Further testing is required to confirm the above assumption. Theoretically however, ensuring that the same Lease
is used to both execute the query and retrieve a document should mean that the TopDocs
returned by a search
match the Document
values that are subsequently retrieved. I.e. they are of the same document generation.
Querying
Three interfaces participate in a general abstraction to provide results of <R>
for a query of <T>
:
QueryFactory
The factory is used to encapsulate the building of a Lucene query which represents any domain-specific type.
It is essentially a mapping function from T
to Query
:
@FunctionalInterface
public interface QueryFactory<T> {
Query query(T value);
}
QueryExecutor
An executor is provides results for a query based on a domain-specific type. The default executors provided
by the API delegate query generation to a QueryFactory
.
@FunctionalInterface
public interface QueryExecutor<T, R> {
Result<R> execute(T query);
}
Result
Query execution provides access to an iteration of domain-specific values.
public interface Result<T> extends Iterable<Hit<T>>, AutoCloseable {
long totalHits();
/**
* Provides this result as a closeable stream, adding a call to {@link #close()}
* on {@link Stream#onClose(Runnable)}.
* Should
* @return a stream of {@link Hit}s
*/
default Stream<Hit<T>> stream() {
return StreamSupport.stream(spliterator(), false)
.onClose(this::close);
}
/**
* Provides this result as a collection and releases resources
* @return a collection of {@link Hit}s
*/
default List<Hit<T>> toList() {
try(var stream = this.stream()) {
return stream.toList();
}
}
}
At time of writing, a Result
is an AutoCloseable
resource which assumes lazy retrieval of document data.
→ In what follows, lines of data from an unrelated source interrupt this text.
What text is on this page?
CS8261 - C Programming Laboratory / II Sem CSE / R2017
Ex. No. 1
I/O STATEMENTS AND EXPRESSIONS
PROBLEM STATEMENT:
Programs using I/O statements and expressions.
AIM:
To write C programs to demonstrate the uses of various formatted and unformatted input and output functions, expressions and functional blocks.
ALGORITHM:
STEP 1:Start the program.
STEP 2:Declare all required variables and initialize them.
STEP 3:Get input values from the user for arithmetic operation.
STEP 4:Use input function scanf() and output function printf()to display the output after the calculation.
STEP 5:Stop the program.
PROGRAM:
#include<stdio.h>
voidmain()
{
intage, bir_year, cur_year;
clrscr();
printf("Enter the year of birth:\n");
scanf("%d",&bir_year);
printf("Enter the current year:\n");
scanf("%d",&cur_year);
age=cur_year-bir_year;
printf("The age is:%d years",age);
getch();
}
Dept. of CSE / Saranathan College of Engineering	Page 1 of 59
As stated in the introduction to this section, we ideally want the same Lucene searcher to both a) perform the
search and b) retrieve document data. Being AutoCloseable
allows us to utilise try-with-resources achieve this
while also ensuring the searcher is released once we are done.
It is relatively simple to for an application to wrap this functionality in another function should eager retrieval
be required. Result
provides stream
and toList
which can be used to facilitate this.
Examples
Basic query workflow
- ① Create a
QueryFactory
to act as a template for querying the_all
field withString
values - ② Use the factory from a
QueryExecutor
to perform searches - ③ Use the executor to perform a search for documents matching an instance of
T
- ④ Reuse the executor to perform subsequent searches
@Test
void textSearch(LuceneBackend backend) {
// ①
var parser = new QueryParser("_all", new StandardAnalyzer());
QueryFactory<String> queryByName = value -> {
try {
return parser.parse(value);
} catch (ParseException e) {
throw new QueryException("Failed to parse query", e);
}
};
// ②
var queryExecutor = new DefaultQueryExecutor<>(queryByName, backend.searcherLeaseFactory());
// ③
logger.info("Searching for \"Spain\"");
try(var result = queryExecutor.execute("Spain")) {
result.forEach(hit -> logger.info("[{}] Hit: {}", hit.score(), hit.value()));
assertThat(result.totalHits()).isEqualTo(2);
}
// ④
logger.info("Searching for \"spain +madrid\"");
try(var result = queryExecutor.execute("spain +madrid")) {
result.forEach(hit -> logger.info("[{}] Hit: {}", hit.score(), hit.value()));
assertThat(result.totalHits()).isEqualTo(1);
}
}
Mapping to domain types during iteration
Query execution can map results to domain types.
- ① Create a
QueryFactory
to act as a template for querying theiso.keyword
field - ② Create a
QueryExecutor
whose result iterator is mapped viadomainOperations::readDocument
- ③ Use the executor to perform searches that provide instances of
ShortCountry
@Test
void keywordSearch(LuceneBackend backend,
DomainOperations<ShortCountry> domainOperations) {
// ①
QueryFactory<String> queryByIsoCode = value -> new TermQuery(new Term("iso.keyword", value));
// ②
var queryExecutor = new DefaultQueryExecutor<>(queryByIsoCode, backend.searcherLeaseFactory())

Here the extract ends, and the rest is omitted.